When the pandemic struck, Somerset was set to begin opening to tenants its new BellWorks Chicagoland complex in suburban Hoffman Estates, a former AT&T campus that it acquired vacant in 2019. The crisis curtailed many tenants' plans to move or even check out new spaces.  

But earlier this month, Somerset announced it had clinched a deal with Platinum Home Mortgage for 22K SF at Bell Works Chicagoland, its first long-term deal at the complex.

"We've been a big believer in the suburbs all along," Tucker Development CEO Richard Tucker said. His firm has a mixed portfolio of mainly retail and residential properties across both city and suburbs.

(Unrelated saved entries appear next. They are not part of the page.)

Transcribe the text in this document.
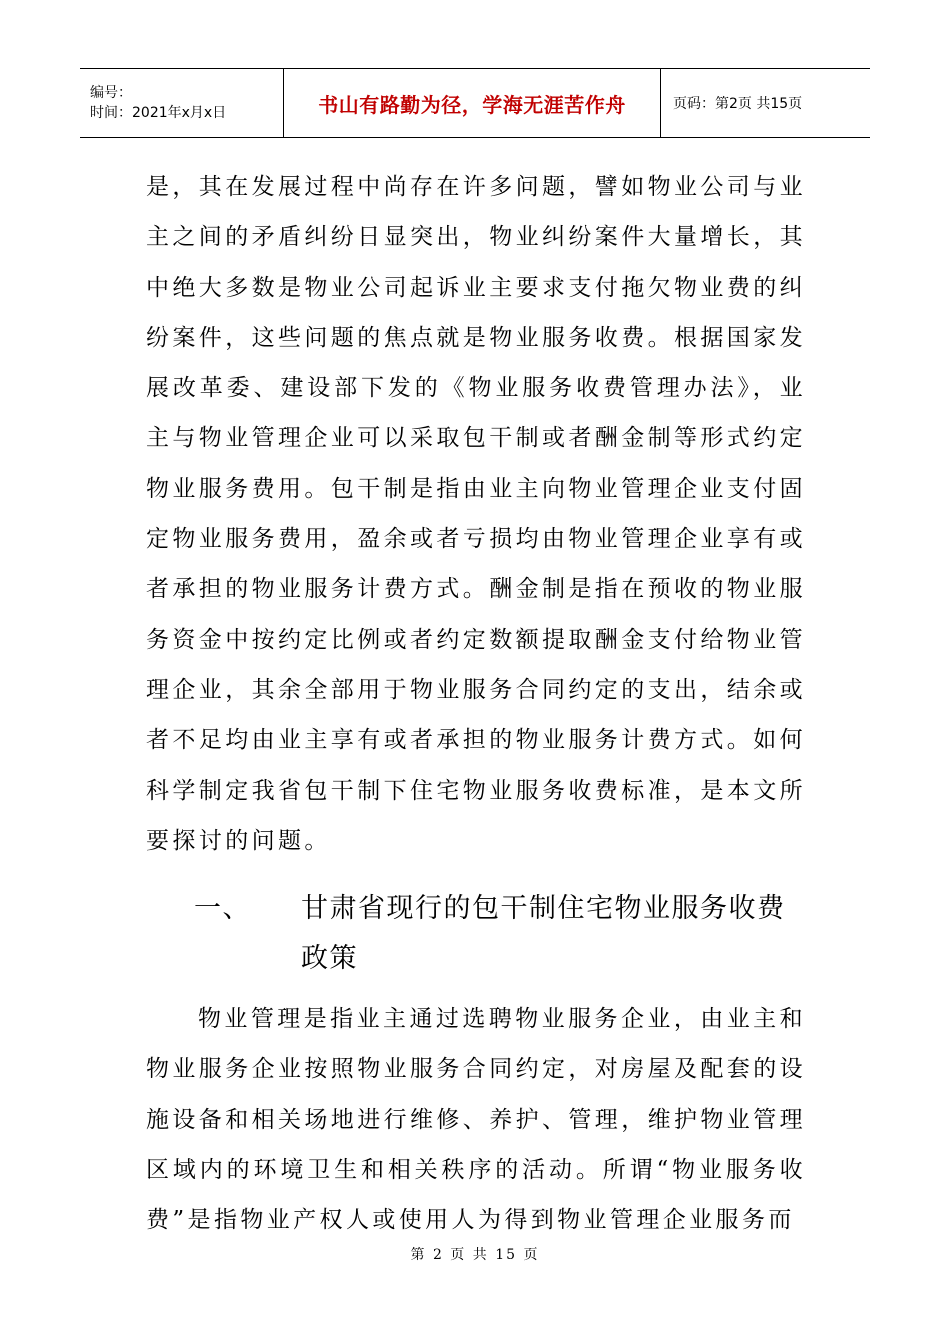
编号：
时间：2021年x月x日	书山有路勤为径，学海无涯苦作舟	页码：第2页 共15页

是，其在发展过程中尚存在许多问题，譬如物业公司与业主之间的矛盾纠纷日显突出，物业纠纷案件大量增长，其中绝大多数是物业公司起诉业主要求支付拖欠物业费的纠纷案件，这些问题的焦点就是物业服务收费。根据国家发展改革委、建设部下发的《物业服务收费管理办法》，业主与物业管理企业可以采取包干制或者酬金制等形式约定物业服务费用。包干制是指由业主向物业管理企业支付固定物业服务费用，盈余或者亏损均由物业管理企业享有或者承担的物业服务计费方式。酬金制是指在预收的物业服务资金中按约定比例或者约定数额提取酬金支付给物业管理企业，其余全部用于物业服务合同约定的支出，结余或者不足均由业主享有或者承担的物业服务计费方式。如何科学制定我省包干制下住宅物业服务收费标准，是本文所要探讨的问题。

一、	甘肃省现行的包干制住宅物业服务收费政策

物业管理是指业主通过选聘物业服务企业，由业主和物业服务企业按照物业服务合同约定，对房屋及配套的设施设备和相关场地进行维修、养护、管理，维护物业管理区域内的环境卫生和相关秩序的活动。所谓“物业服务收费”是指物业产权人或使用人为得到物业管理企业服务而

第 2 页 共 15 页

It's not necessarily going to be easy to attract tenants to the suburbs, though, he added. Many residents and shoppers now want dense, urban-style environments, even in the suburbs, and successful properties will provide that environment.

After a long Covid-related delay, Tucker Development is about to start building District 1860, a three-building complex in suburban Lincolnwood on the former site of the town's famous Purple Hotel. It will have a grocery, restaurants and other retail, as well as a 300-unit apartment building and, possibly, a hotel. 

"That is a project that will bring an urban environment to the suburbs," Tucker said. 

Heerema also said developers and owners may need to do more if they expect to bring office users back. He's noticed that one of the many reasons people have come back to his own office this summer, if only for a day, is when it makes it more convenient to attend socially oriented industry events. 

"We need to take a lesson from that and make the office more of a destination," he said, adding companies should be prepared to hold such social events and activities regularly.

"We're all going to have to work a little harder at attracting people," he said.